The payment effect of the three-day window will be as follows. First, if the CPT/HCPCS codes at issue have a professional component (PC) and a technical component (TC) split, CMS will pay only the professional component. The agency will assume that the technical component expense is incurred by the hospital and reimbursed through the DRG payment. Second, for codes without a TC/PC split, CMS will pay for the service at the “facility rate” to reflect that, again, the expense of technical resources associated with the pre-admission services have been incurred by the hospital. These reductions in the physician payment amount will apply to all diagnostic and related nondiagnostic services provided within the window, including drug therapies and imaging services. In some instances, as well, services furnished within a global surgical package might overlap with the three-day or one-day payment window and be subject to the rule’s application.
It has not always been easy to identify whether certain entities are wholly owned or wholly operated by a hospital and, as such, whether they may fall within the three-day window. Historically, CMS has said that, for an entity to be wholly owned, it must be solely owned by the hospital, and for the entity to be wholly operated, the hospital must have exclusive responsibility for conducting and overseeing the entity’s routine operations Beyond this, in 1998, CMS provided some common examples of what would and would not constitute being wholly owned or wholly operated. For some, however, the 1998 definitions and examples have been inadequate in that they fail to address the many ownership and operational structures that have developed over the years. Consequently, after the proposed rule was published, a number of commenters requested that CMS take the opportunity to furnish greater definition of these terms either issuing certain bright line tests or by furnishing very detailed examples of what it means to be wholly owned and wholly operated. In the final rule, however, CMS provided no further clarification, stating its belief that its long standing definitions of the terms wholly owned and wholly operated are appropriately descriptive. And, instead of providing new examples in its latest rule, CMS simply reprinted the examples contained in the 1998 rule and its responses.

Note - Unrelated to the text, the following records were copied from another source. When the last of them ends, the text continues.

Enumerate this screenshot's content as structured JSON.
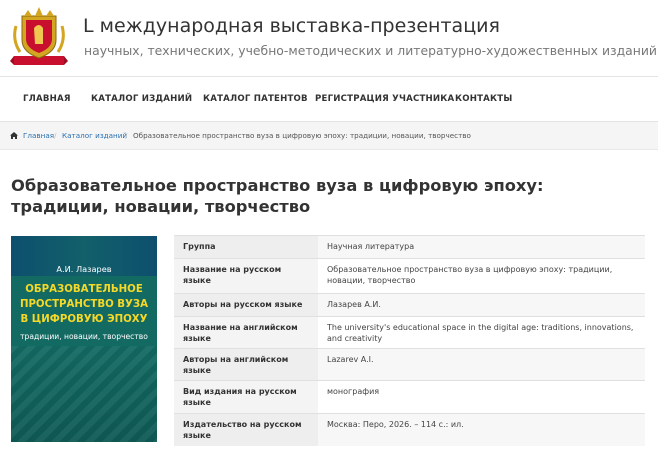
{
  "header": {
    "title": "L международная выставка-презентация",
    "subtitle": "научных, технических, учебно-методических и литературно-художественных изданий",
    "logo_icon": "crest-logo-icon"
  },
  "nav": {
    "items": [
      {
        "label": "ГЛАВНАЯ"
      },
      {
        "label": "КАТАЛОГ ИЗДАНИЙ"
      },
      {
        "label": "КАТАЛОГ ПАТЕНТОВ"
      },
      {
        "label": "РЕГИСТРАЦИЯ УЧАСТНИКА"
      },
      {
        "label": "КОНТАКТЫ"
      }
    ]
  },
  "breadcrumb": {
    "home_icon": "home-icon",
    "home": "Главная",
    "separator": "/",
    "catalog": "Каталог изданий",
    "current": "Образовательное пространство вуза в цифровую эпоху: традиции, новации, творчество"
  },
  "page": {
    "title": "Образовательное пространство вуза в цифровую эпоху: традиции, новации, творчество"
  },
  "cover": {
    "author": "А.И. Лазарев",
    "title_lines": [
      "ОБРАЗОВАТЕЛЬНОЕ",
      "ПРОСТРАНСТВО ВУЗА",
      "В ЦИФРОВУЮ ЭПОХУ"
    ],
    "subtitle": "традиции, новации, творчество"
  },
  "details": [
    {
      "key": "Группа",
      "value": "Научная литература"
    },
    {
      "key": "Название на русском языке",
      "value": "Образовательное пространство вуза в цифровую эпоху: традиции, новации, творчество"
    },
    {
      "key": "Авторы на русском языке",
      "value": "Лазарев А.И."
    },
    {
      "key": "Название на английском языке",
      "value": "The university's educational space in the digital age: traditions, innovations, and creativity"
    },
    {
      "key": "Авторы на английском языке",
      "value": "Lazarev A.I."
    },
    {
      "key": "Вид издания на русском языке",
      "value": "монография"
    },
    {
      "key": "Издательство на русском языке",
      "value": "Москва: Перо, 2026. – 114 с.: ил."
    }
  ],
  "colors": {
    "link": "#2a6fb0",
    "cover_bg": "#136a63",
    "cover_title": "#f6d928"
  }
}
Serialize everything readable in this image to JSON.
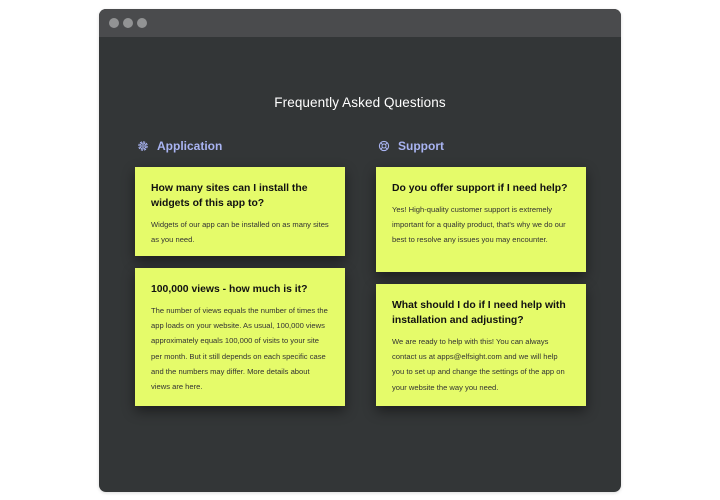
{
  "window": {
    "controls": [
      "close",
      "minimize",
      "maximize"
    ]
  },
  "page": {
    "title": "Frequently Asked Questions"
  },
  "sections": [
    {
      "label": "Application",
      "icon": "gear-icon",
      "items": [
        {
          "question": "How many sites can I install the widgets of this app to?",
          "answer": "Widgets of our app can be installed on as many sites as you need."
        },
        {
          "question": "100,000 views - how much is it?",
          "answer": "The number of views equals the number of times the app loads on your website. As usual, 100,000 views approximately equals 100,000 of visits to your site per month. But it still depends on  each specific case and the numbers may differ. More details about views are here."
        }
      ]
    },
    {
      "label": "Support",
      "icon": "lifebuoy-icon",
      "items": [
        {
          "question": "Do you offer support if I need help?",
          "answer": "Yes! High-quality customer support is extremely important for a quality product, that's why we do our best to resolve any issues you may encounter."
        },
        {
          "question": "What should I do if I need help with installation and adjusting?",
          "answer": "We are ready to help with this! You can always contact us at apps@elfsight.com and we will help you to set up and change the settings of the app on your website the way you need."
        }
      ]
    }
  ],
  "colors": {
    "background": "#333637",
    "titlebar": "#4a4b4d",
    "card": "#e5fb6a",
    "section_label": "#a9b4f2",
    "title_text": "#ffffff"
  }
}
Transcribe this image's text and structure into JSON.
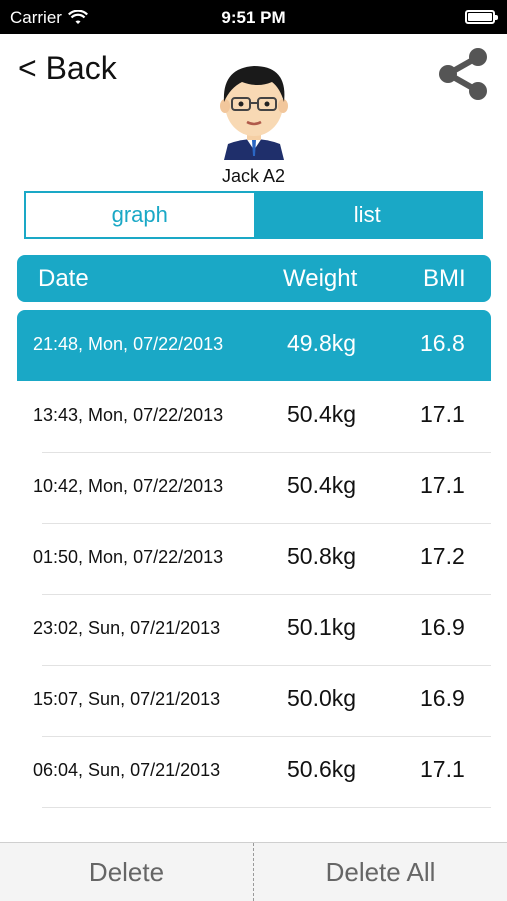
{
  "status_bar": {
    "carrier": "Carrier",
    "time": "9:51 PM"
  },
  "nav": {
    "back_label": "< Back"
  },
  "user": {
    "name": "Jack A2"
  },
  "tabs": {
    "graph": "graph",
    "list": "list",
    "selected": "list"
  },
  "table": {
    "headers": {
      "date": "Date",
      "weight": "Weight",
      "bmi": "BMI"
    },
    "rows": [
      {
        "date": "21:48, Mon, 07/22/2013",
        "weight": "49.8kg",
        "bmi": "16.8",
        "selected": true
      },
      {
        "date": "13:43, Mon, 07/22/2013",
        "weight": "50.4kg",
        "bmi": "17.1"
      },
      {
        "date": "10:42, Mon, 07/22/2013",
        "weight": "50.4kg",
        "bmi": "17.1"
      },
      {
        "date": "01:50, Mon, 07/22/2013",
        "weight": "50.8kg",
        "bmi": "17.2"
      },
      {
        "date": "23:02, Sun, 07/21/2013",
        "weight": "50.1kg",
        "bmi": "16.9"
      },
      {
        "date": "15:07, Sun, 07/21/2013",
        "weight": "50.0kg",
        "bmi": "16.9"
      },
      {
        "date": "06:04, Sun, 07/21/2013",
        "weight": "50.6kg",
        "bmi": "17.1"
      }
    ]
  },
  "actions": {
    "delete": "Delete",
    "delete_all": "Delete All"
  },
  "colors": {
    "accent": "#1aa8c6"
  }
}
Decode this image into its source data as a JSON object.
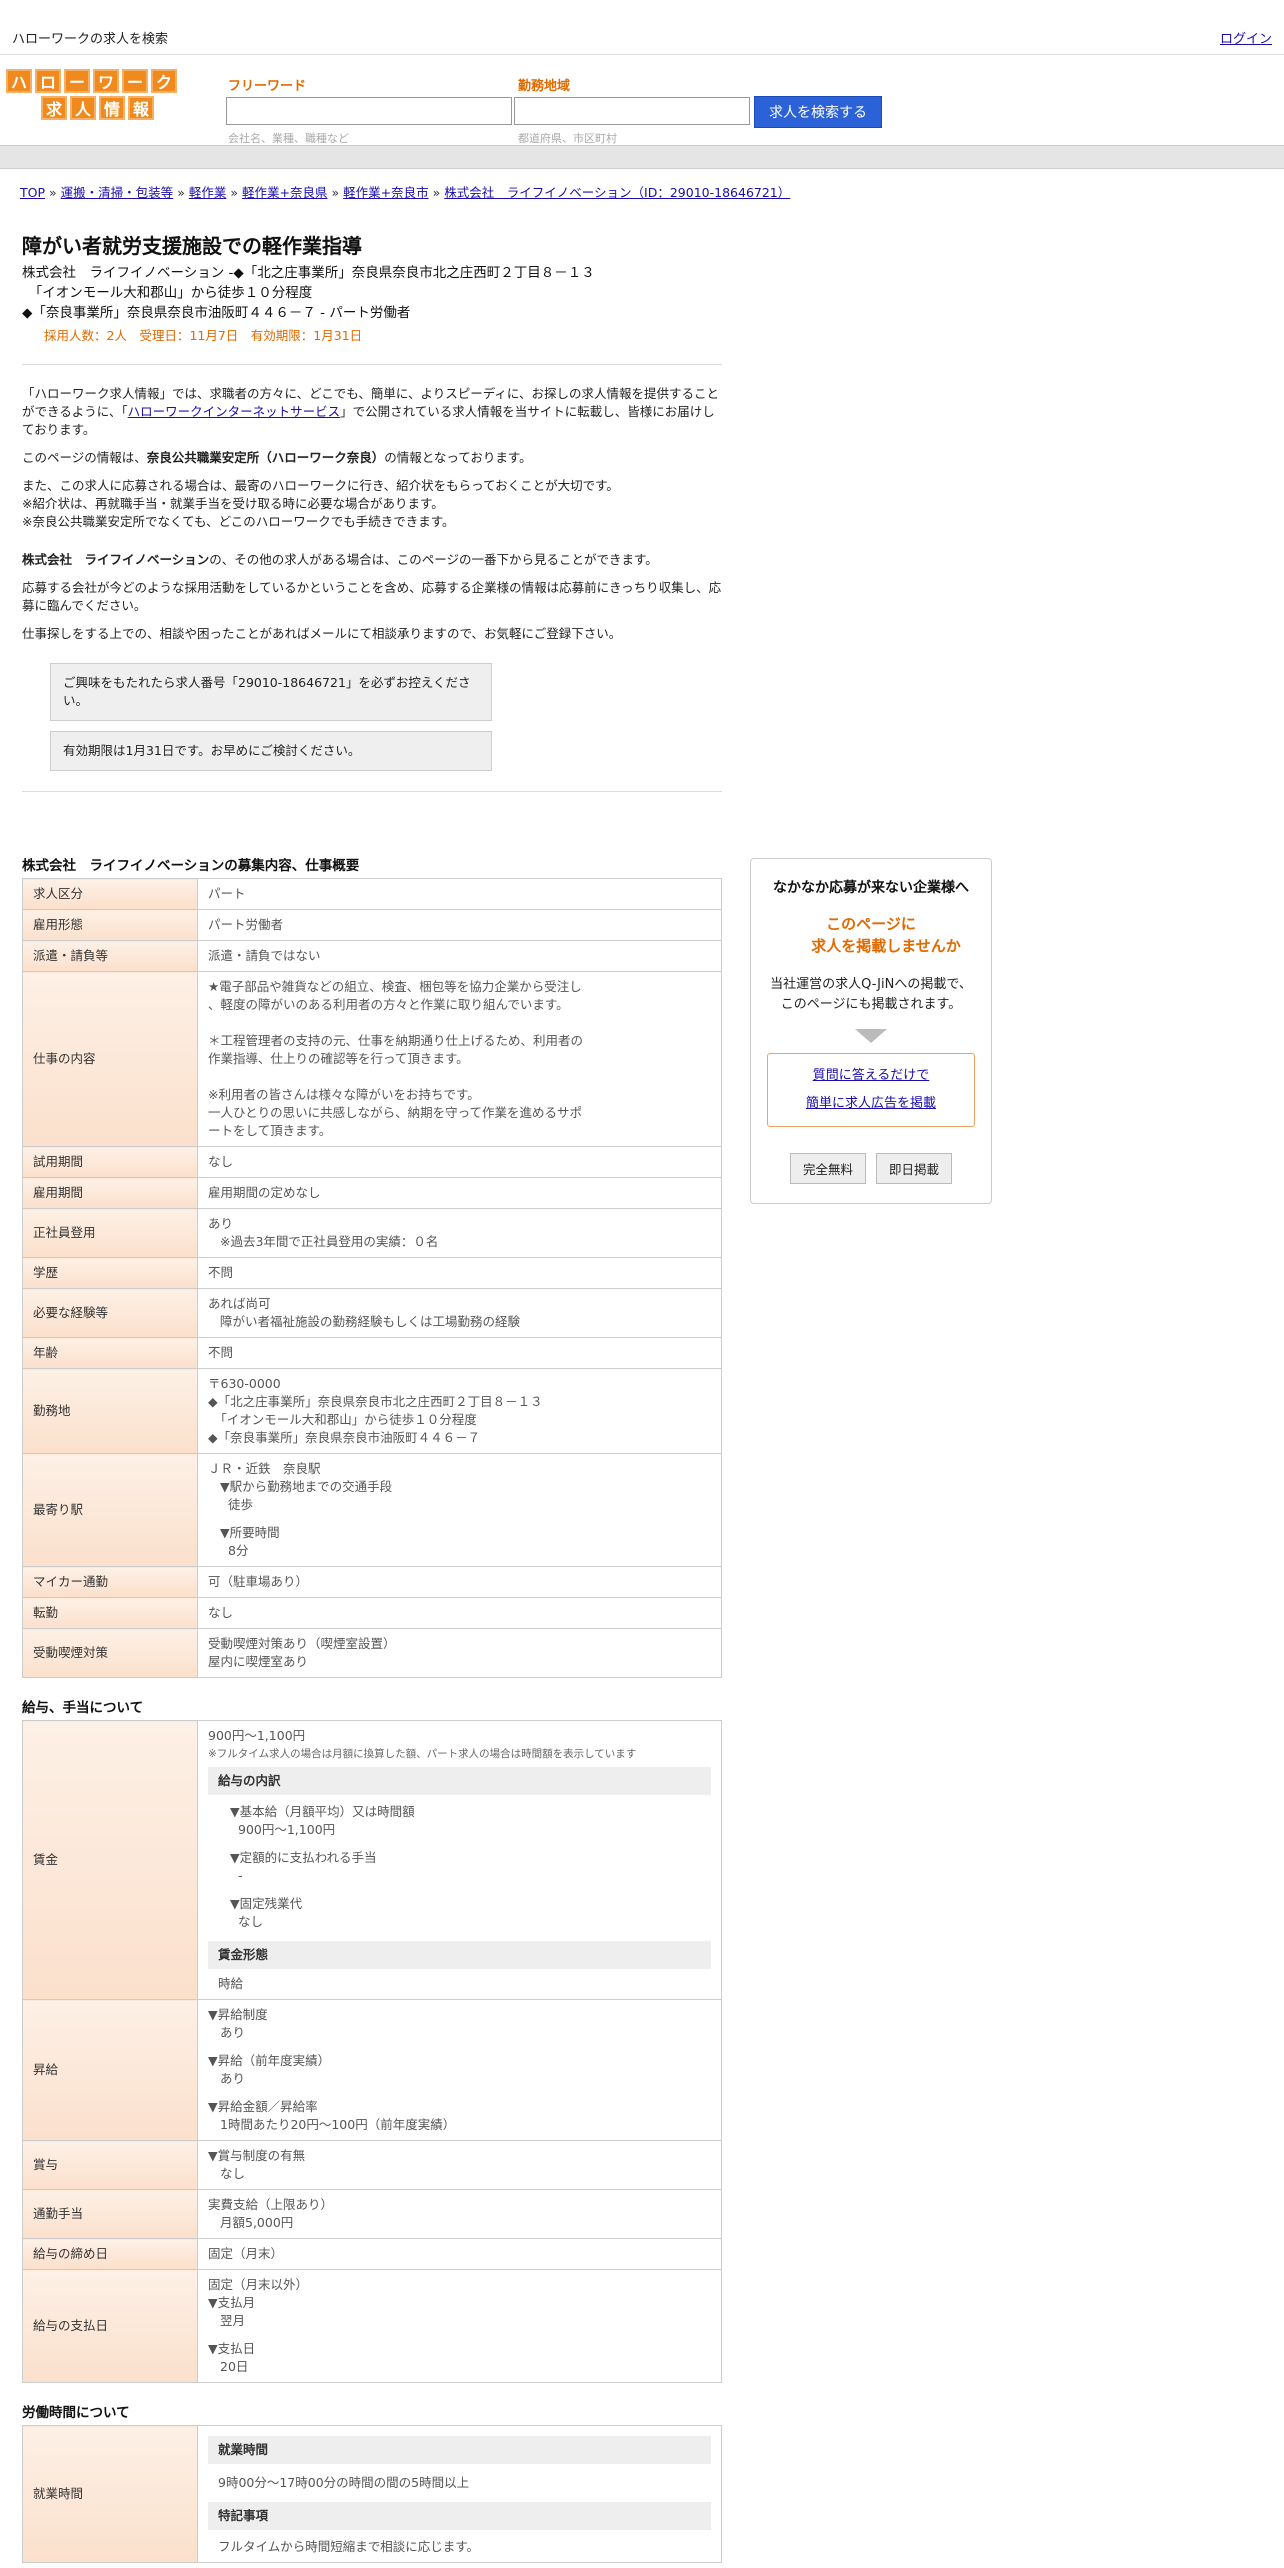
{
  "topbar": {
    "site_title": "ハローワークの求人を検索",
    "login": "ログイン"
  },
  "logo": {
    "row1": [
      "ハ",
      "ロ",
      "ー",
      "ワ",
      "ー",
      "ク"
    ],
    "row2": [
      "求",
      "人",
      "情",
      "報"
    ]
  },
  "search": {
    "freeword_label": "フリーワード",
    "freeword_hint": "会社名、業種、職種など",
    "area_label": "勤務地域",
    "area_hint": "都道府県、市区町村",
    "button": "求人を検索する"
  },
  "breadcrumb": [
    "TOP",
    "運搬・清掃・包装等",
    "軽作業",
    "軽作業+奈良県",
    "軽作業+奈良市",
    "株式会社　ライフイノベーション（ID：29010-18646721）"
  ],
  "job": {
    "title": "障がい者就労支援施設での軽作業指導",
    "addr1": "株式会社　ライフイノベーション -◆「北之庄事業所」奈良県奈良市北之庄西町２丁目８－１３",
    "addr2": "　「イオンモール大和郡山」から徒歩１０分程度",
    "addr3": "◆「奈良事業所」奈良県奈良市油阪町４４６－７ - パート労働者",
    "meta": "採用人数：2人　受理日：11月7日　有効期限：1月31日"
  },
  "intro": {
    "p1_a": "「ハローワーク求人情報」では、求職者の方々に、どこでも、簡単に、よりスピーディに、お探しの求人情報を提供することができるように、「",
    "p1_link": "ハローワークインターネットサービス",
    "p1_b": "」で公開されている求人情報を当サイトに転載し、皆様にお届けしております。",
    "p2_a": "このページの情報は、",
    "p2_b": "奈良公共職業安定所（ハローワーク奈良）",
    "p2_c": "の情報となっております。",
    "p3_1": "また、この求人に応募される場合は、最寄のハローワークに行き、紹介状をもらっておくことが大切です。",
    "p3_2": "※紹介状は、再就職手当・就業手当を受け取る時に必要な場合があります。",
    "p3_3": "※奈良公共職業安定所でなくても、どこのハローワークでも手続きできます。",
    "p4_a": "株式会社　ライフイノベーション",
    "p4_b": "の、その他の求人がある場合は、このページの一番下から見ることができます。",
    "p5": "応募する会社が今どのような採用活動をしているかということを含め、応募する企業様の情報は応募前にきっちり収集し、応募に臨んでください。",
    "p6": "仕事探しをする上での、相談や困ったことがあればメールにて相談承りますので、お気軽にご登録下さい。",
    "note1": "ご興味をもたれたら求人番号「29010-18646721」を必ずお控えください。",
    "note2": "有効期限は1月31日です。お早めにご検討ください。"
  },
  "overview": {
    "title": "株式会社　ライフイノベーションの募集内容、仕事概要",
    "rows": {
      "kubun": [
        "求人区分",
        "パート"
      ],
      "keitai": [
        "雇用形態",
        "パート労働者"
      ],
      "haken": [
        "派遣・請負等",
        "派遣・請負ではない"
      ],
      "naiyo_h": "仕事の内容",
      "naiyo": [
        "★電子部品や雑貨などの組立、検査、梱包等を協力企業から受注し",
        "、軽度の障がいのある利用者の方々と作業に取り組んでいます。",
        "",
        "＊工程管理者の支持の元、仕事を納期通り仕上げるため、利用者の",
        "作業指導、仕上りの確認等を行って頂きます。",
        "",
        "※利用者の皆さんは様々な障がいをお持ちです。",
        "一人ひとりの思いに共感しながら、納期を守って作業を進めるサポ",
        "ートをして頂きます。"
      ],
      "shiyo": [
        "試用期間",
        "なし"
      ],
      "koyo": [
        "雇用期間",
        "雇用期間の定めなし"
      ],
      "seishain_h": "正社員登用",
      "seishain": [
        "あり",
        "※過去3年間で正社員登用の実績：０名"
      ],
      "gakureki": [
        "学歴",
        "不問"
      ],
      "keiken_h": "必要な経験等",
      "keiken": [
        "あれば尚可",
        "障がい者福祉施設の勤務経験もしくは工場勤務の経験"
      ],
      "nenrei": [
        "年齢",
        "不問"
      ],
      "kinmuchi_h": "勤務地",
      "kinmuchi": [
        "〒630-0000",
        "◆「北之庄事業所」奈良県奈良市北之庄西町２丁目８－１３",
        "　「イオンモール大和郡山」から徒歩１０分程度",
        "◆「奈良事業所」奈良県奈良市油阪町４４６－７"
      ],
      "eki_h": "最寄り駅",
      "eki": [
        "ＪＲ・近鉄　奈良駅",
        "▼駅から勤務地までの交通手段",
        "徒歩",
        "▼所要時間",
        "8分"
      ],
      "mycar": [
        "マイカー通勤",
        "可（駐車場あり）"
      ],
      "tenkin": [
        "転勤",
        "なし"
      ],
      "judo_h": "受動喫煙対策",
      "judo": [
        "受動喫煙対策あり（喫煙室設置）",
        "屋内に喫煙室あり"
      ]
    }
  },
  "salary": {
    "title": "給与、手当について",
    "chingin_h": "賃金",
    "chingin": {
      "range": "900円〜1,100円",
      "note": "※フルタイム求人の場合は月額に換算した額、パート求人の場合は時間額を表示しています",
      "breakdown_h": "給与の内訳",
      "b1": "▼基本給（月額平均）又は時間額",
      "b1v": "900円〜1,100円",
      "b2": "▼定額的に支払われる手当",
      "b2v": "-",
      "b3": "▼固定残業代",
      "b3v": "なし",
      "form_h": "賃金形態",
      "form": "時給"
    },
    "shokyu_h": "昇給",
    "shokyu": [
      "▼昇給制度",
      "あり",
      "▼昇給（前年度実績）",
      "あり",
      "▼昇給金額／昇給率",
      "1時間あたり20円〜100円（前年度実績）"
    ],
    "shoyo_h": "賞与",
    "shoyo": [
      "▼賞与制度の有無",
      "なし"
    ],
    "tsukin_h": "通勤手当",
    "tsukin": [
      "実費支給（上限あり）",
      "月額5,000円"
    ],
    "shime": [
      "給与の締め日",
      "固定（月末）"
    ],
    "shiharai_h": "給与の支払日",
    "shiharai": [
      "固定（月末以外）",
      "▼支払月",
      "翌月",
      "▼支払日",
      "20日"
    ]
  },
  "labor": {
    "title": "労働時間について",
    "shugyo_h": "就業時間",
    "sub1": "就業時間",
    "hours": "9時00分〜17時00分の時間の間の5時間以上",
    "sub2": "特記事項",
    "tokki": "フルタイムから時間短縮まで相談に応じます。"
  },
  "sidead": {
    "t1": "なかなか応募が来ない企業様へ",
    "t2a": "このページに",
    "t2b": "求人を掲載しませんか",
    "t3a": "当社運営の求人Q-JiNへの掲載で、",
    "t3b": "このページにも掲載されます。",
    "link1": "質問に答えるだけで",
    "link2": "簡単に求人広告を掲載",
    "btn1": "完全無料",
    "btn2": "即日掲載"
  }
}
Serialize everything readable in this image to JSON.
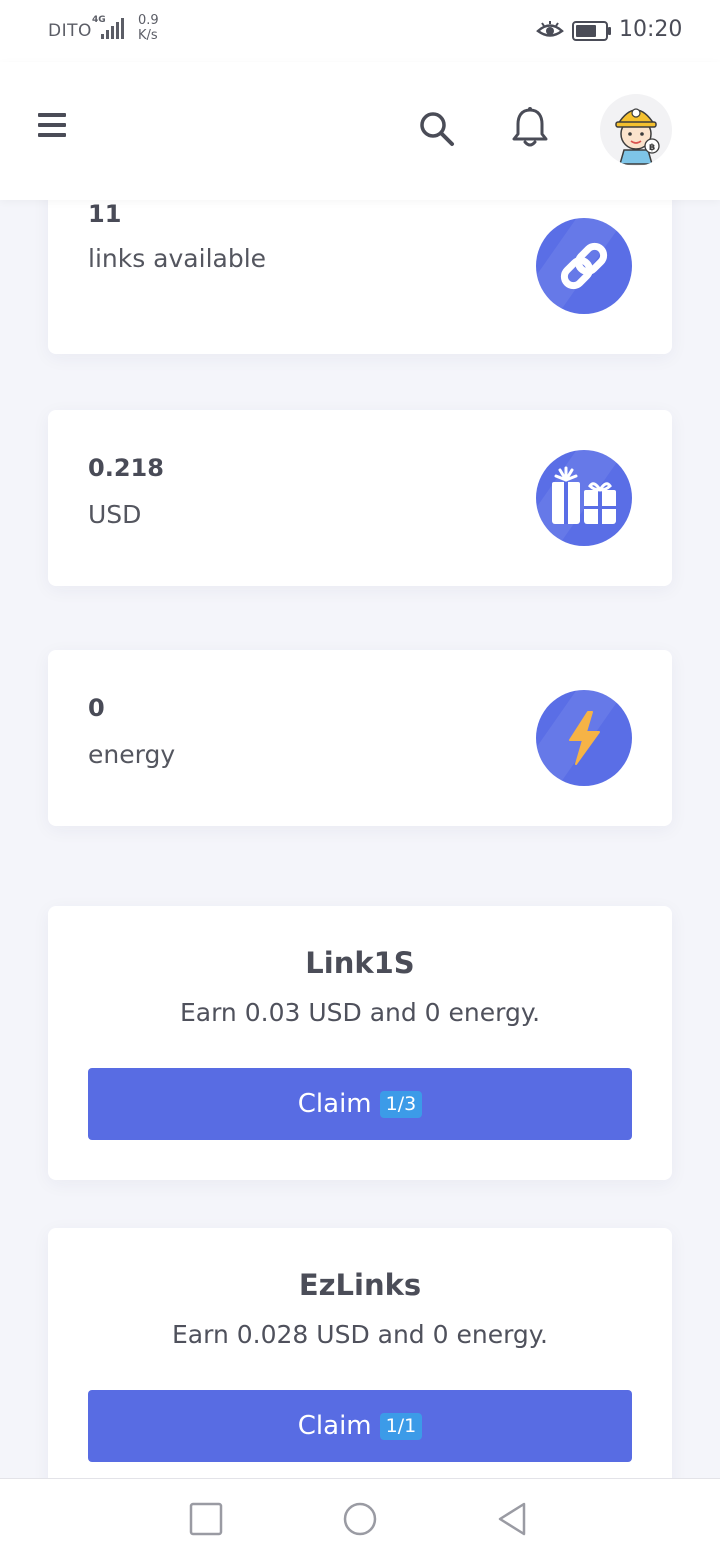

Finally, CMS also addressed a commenter’s concerns that the “minimally necessary” privacy standard required by HIPAA might not be met if hospital registration staff had access to the patient database at a physician’s office. CMS responded that there would be no HIPAA violation if the hospital and physician’s office staff were notifying each other about either admissions or furnished services for purposes of coordinating billing.
All in all, it is not clear that CMS’s expansion of the three-day payment window rule will have a significant effect on most hospitals or physician practices. Plainly, if the entity providing the pre-admission services is wholly owned or wholly operated by the hospital, there will be a reduction in the physician fee schedule payment just as though the service had been performed at the hospital itself. But how often this will occur is unclear. CMS has said that it does not know how many physician offices or clinics are wholly owned or wholly operated. Plainly, the impact on a specific organization will likely depend on that organization’s ownership and operational structures.